World First: the Woman with the Magnetic Spine

An Irish woman has become the first adult in the world to receive a revolutionary remote controlled ‘robo spine’.

Deirdre McDonnell was diagnosed with scoliosis as a newborn baby. After undergoing the first of many operations at just six weeks old, surgeons decided to try the pioneering MAGEC rod operation back in June 2014.

After three decades of living in pain with a 130 degree ‘C’ shaped spine, surgeons performed an operation that involved screwing magnetic rods in to Deidre’s spine. These rods can now be controlled externally to correct the curvature and straighten her spine.

Deirdre said: ‘The operation has completely changed my life. Before, I could only walk short distances without being in pain but now I love to walk everywhere.

‘After more than 30 years of operations and taking painkillers, I’m finally hopeful for the future.’

Up until now, the £15,000 procedure has only been performed on children, as it was thought only to be effective for early onset scoliosis – typically diagnosed before the age of ten.

Thanks to the success of Deirdre’s operation, doctors are now hopeful that the bone implant will help other adults, many of whom have undergone a number of unsuccessful and painful invasive surgeries in an attempt to straighten and lengthen their spine.

Image credit: Kevin O’Mara

First Organ Donation from UK Newborn

Organs from a recently-deceased baby have been successfully transplanted in to two patients.

In a procedure described as a milestone in neonatal care, a newborn baby girl’s kidneys and liver cells were given to two separate recipients after her heart stopped beating.

It is the first time in Britain that transplant surgeons have carried out such an operation involving a new-born child. Despite newborn organ donations being performed in the US, Germany and Australia, doctors say guidance about the diagnosis of newborn death in the UK may hamper life-saving operations.

Experts argue there is potential for more life-saving donations, but say current UK guidelines are prohibitive.

Prof James Neuberger of NHS Blood and Transplant, said: “We are pleased the first transplant of organs from a newborn in the UK was a success and we praise the brave decision of the family to donate their baby’s organs.

“The sad reality is for everybody to get the lifesaving transplant they are desperately in need of, more families who are facing the tragic loss of their young child will need to agree to donation.”

The parents of the deceased gave permission for the life-support to be switched off and for the baby girl’s organs to be used by the National Organ Retrieval Service after death had been confirmed.

In the last year, 4,655 organ transplants were carried out in Britain from donations made by 2,466 living and deceased organ donors.

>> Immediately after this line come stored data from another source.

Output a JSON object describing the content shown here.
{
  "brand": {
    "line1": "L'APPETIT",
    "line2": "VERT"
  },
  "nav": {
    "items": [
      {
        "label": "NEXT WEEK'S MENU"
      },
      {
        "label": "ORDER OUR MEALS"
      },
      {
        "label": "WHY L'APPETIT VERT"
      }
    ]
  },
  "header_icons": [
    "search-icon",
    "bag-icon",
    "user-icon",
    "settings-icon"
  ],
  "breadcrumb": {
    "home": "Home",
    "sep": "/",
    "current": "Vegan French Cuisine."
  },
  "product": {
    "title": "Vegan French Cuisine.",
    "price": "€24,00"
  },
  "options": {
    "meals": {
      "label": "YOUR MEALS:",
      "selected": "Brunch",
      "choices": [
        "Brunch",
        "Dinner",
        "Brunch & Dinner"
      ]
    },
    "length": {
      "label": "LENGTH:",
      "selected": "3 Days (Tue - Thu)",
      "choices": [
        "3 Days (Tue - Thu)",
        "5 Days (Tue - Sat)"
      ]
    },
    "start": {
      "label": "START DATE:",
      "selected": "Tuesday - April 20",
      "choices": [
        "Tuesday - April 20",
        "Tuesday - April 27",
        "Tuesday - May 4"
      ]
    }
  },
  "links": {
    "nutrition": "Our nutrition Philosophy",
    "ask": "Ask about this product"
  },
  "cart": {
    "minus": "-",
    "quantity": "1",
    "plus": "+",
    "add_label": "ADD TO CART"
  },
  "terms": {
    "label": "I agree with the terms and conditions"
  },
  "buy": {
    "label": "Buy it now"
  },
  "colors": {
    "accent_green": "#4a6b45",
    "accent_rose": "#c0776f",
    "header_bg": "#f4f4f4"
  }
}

These included 206 heart transplants, 3,257 kidney transplants and 924 liver transplants.

At the present time, about 10,000 people in Britain are in need of an organ transplant and each year about 1,000 people die while waiting for a transplant.

Image credit: Christine Szeto

Implant Allows for Paralysed Rats to Walk Again

A new medical device attached to the spines of paralysed rats, has allowed for them to walk again.

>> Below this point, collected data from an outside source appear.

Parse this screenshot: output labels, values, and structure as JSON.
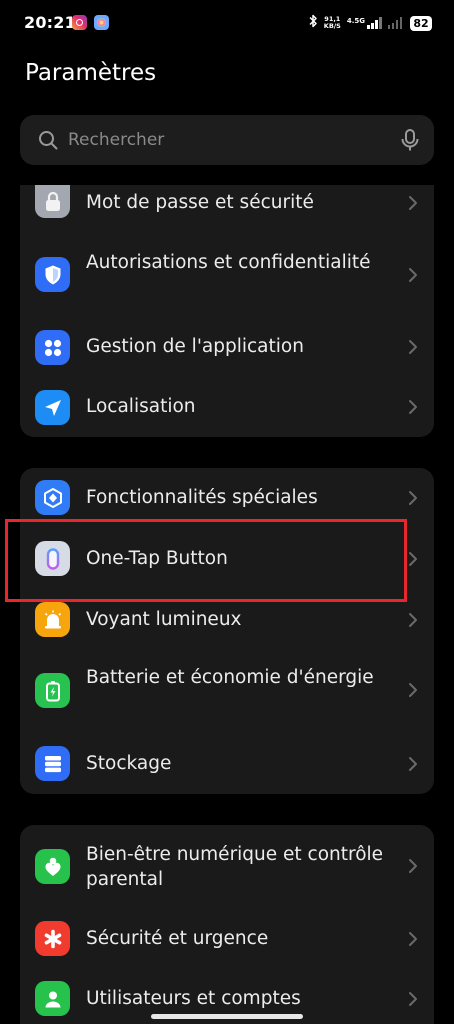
{
  "status_bar": {
    "time": "20:21",
    "speed_value": "91,1",
    "speed_unit": "KB/S",
    "network_label": "4.5G",
    "battery": "82"
  },
  "header": {
    "title": "Paramètres"
  },
  "search": {
    "placeholder": "Rechercher"
  },
  "groups": [
    {
      "items": [
        {
          "label": "Mot de passe et sécurité",
          "icon": "lock-icon",
          "color": "#9aa0a8"
        },
        {
          "label": "Autorisations et confidentialité",
          "icon": "shield-icon",
          "color": "#2f6df6"
        },
        {
          "label": "Gestion de l'application",
          "icon": "apps-grid-icon",
          "color": "#2f6df6"
        },
        {
          "label": "Localisation",
          "icon": "location-arrow-icon",
          "color": "#1e8cf5"
        }
      ]
    },
    {
      "items": [
        {
          "label": "Fonctionnalités spéciales",
          "icon": "special-features-icon",
          "color": "#2f7cf6"
        },
        {
          "label": "One-Tap Button",
          "icon": "one-tap-button-icon",
          "color": "#d7dbe6"
        },
        {
          "label": "Voyant lumineux",
          "icon": "notification-light-icon",
          "color": "#f7a50c"
        },
        {
          "label": "Batterie et économie d'énergie",
          "icon": "battery-icon",
          "color": "#28c251"
        },
        {
          "label": "Stockage",
          "icon": "storage-icon",
          "color": "#2f6df6"
        }
      ]
    },
    {
      "items": [
        {
          "label": "Bien-être numérique et contrôle parental",
          "icon": "digital-wellbeing-icon",
          "color": "#27c24c"
        },
        {
          "label": "Sécurité et urgence",
          "icon": "emergency-icon",
          "color": "#f23b2f"
        },
        {
          "label": "Utilisateurs et comptes",
          "icon": "user-icon",
          "color": "#27c24c"
        }
      ]
    }
  ],
  "highlight": {
    "target": "One-Tap Button",
    "color": "#e8262b"
  }
}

Scientists have made a soft, flexible electrical implant that mimics the elasticity of the brain and spine’s protective tissue.

Researchers at the Swiss Federal Institute of Technology built the implant, called “e-dura,” after the dura mater, which is one of the layers of protective membranes that surround the brain and spinal cord.

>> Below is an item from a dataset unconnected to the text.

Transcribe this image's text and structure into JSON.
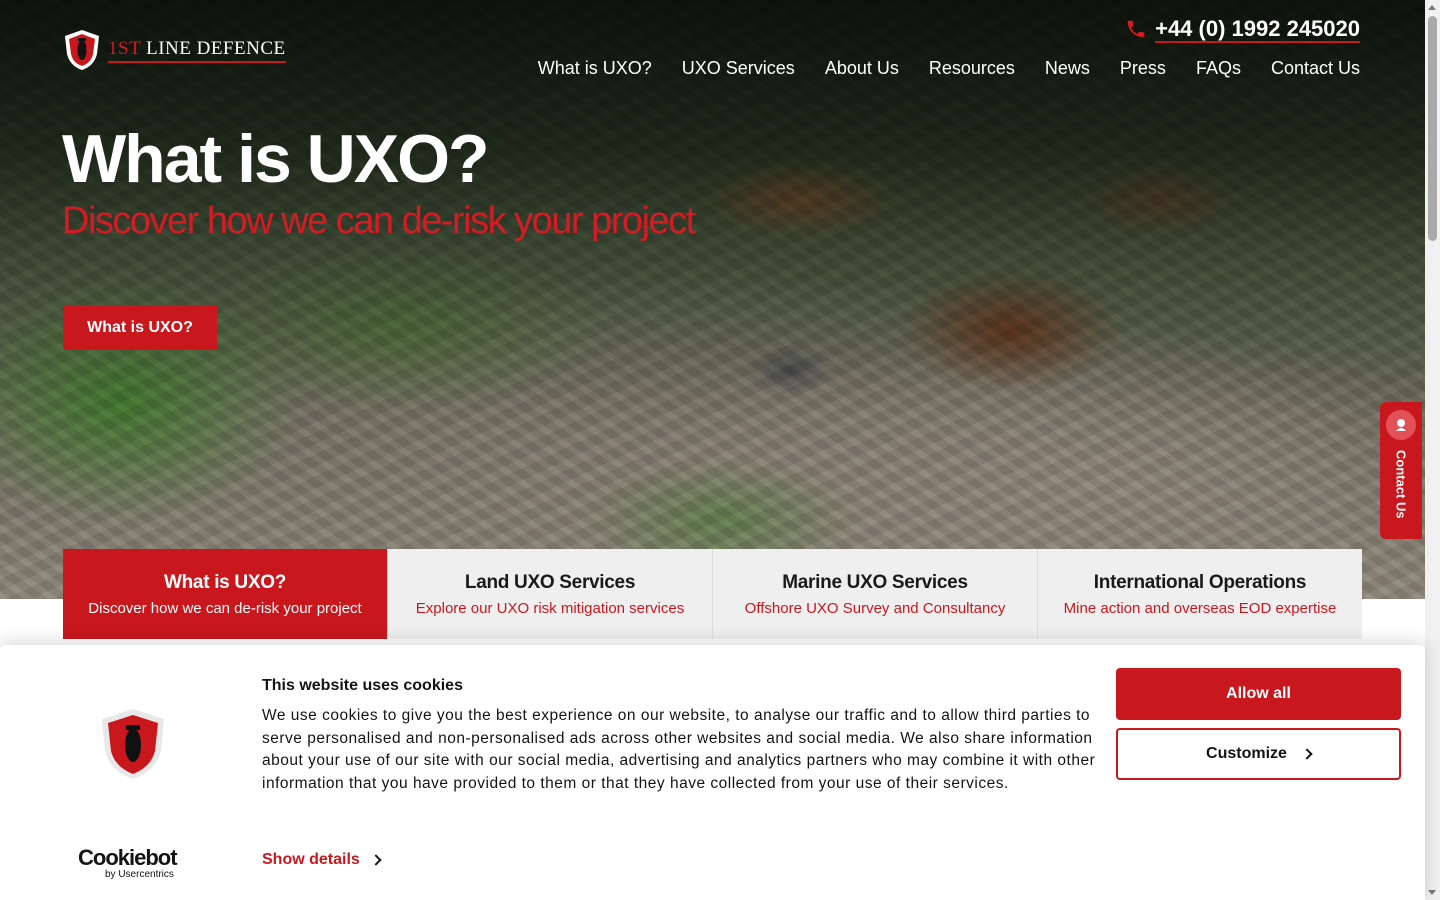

The device delivers electrical and chemical stimulation to the brain and spine, and when implanted in paralysed rats, gave the animals the ability to walk again – with some help.

Previously, it had been difficult for scientists to find a way to connect an electronic device to the spinal cord without damaging it. One obstacle is that electronics are made of stiff materials, whereas the spinal cord and its protective covering are more flexible. The new flexible device moves with the animals, keeping the stimulation attached to their neural tissue. The implants also did not trigger an immune response, the team reports.

The results could have implications for long-term treatment of paralysis and certain diseases, such as Parkinson’s, in humans.

Image credit: Harraz

First Antibiotic for 30 YEARS Discovered

Scientists have created the first new antibiotic in 30 years – and say it could be the key to beating superbug resistance.

The new antibiotic is extracted from soil bacteria and can kill a huge range of disease-causing microbes, with scientists claiming it appears to be as good, or even better, than many existing drugs with the potential to work against a broad range of fatal infections such as pneumonia and tuberculosis.

Laboratory tests have shown the new antibiotic, teixobactin, can kill some bacteria as quickly as established antibiotics and can cure laboratory mice suffering from bacterial infections with no toxic side-effects.

Studies have also revealed the prototype drug works against harmful bacteria in a unique way that is highly unlikely to lead to drug-resistance – one of the biggest stumbling blocks in developing new antibiotics.

With fears that the world is running out of effective antibiotics given the rapid rise of drug-resistant strains of superbugs, this development could represent a huge boost for medicine. Clinical trials could begin in two years.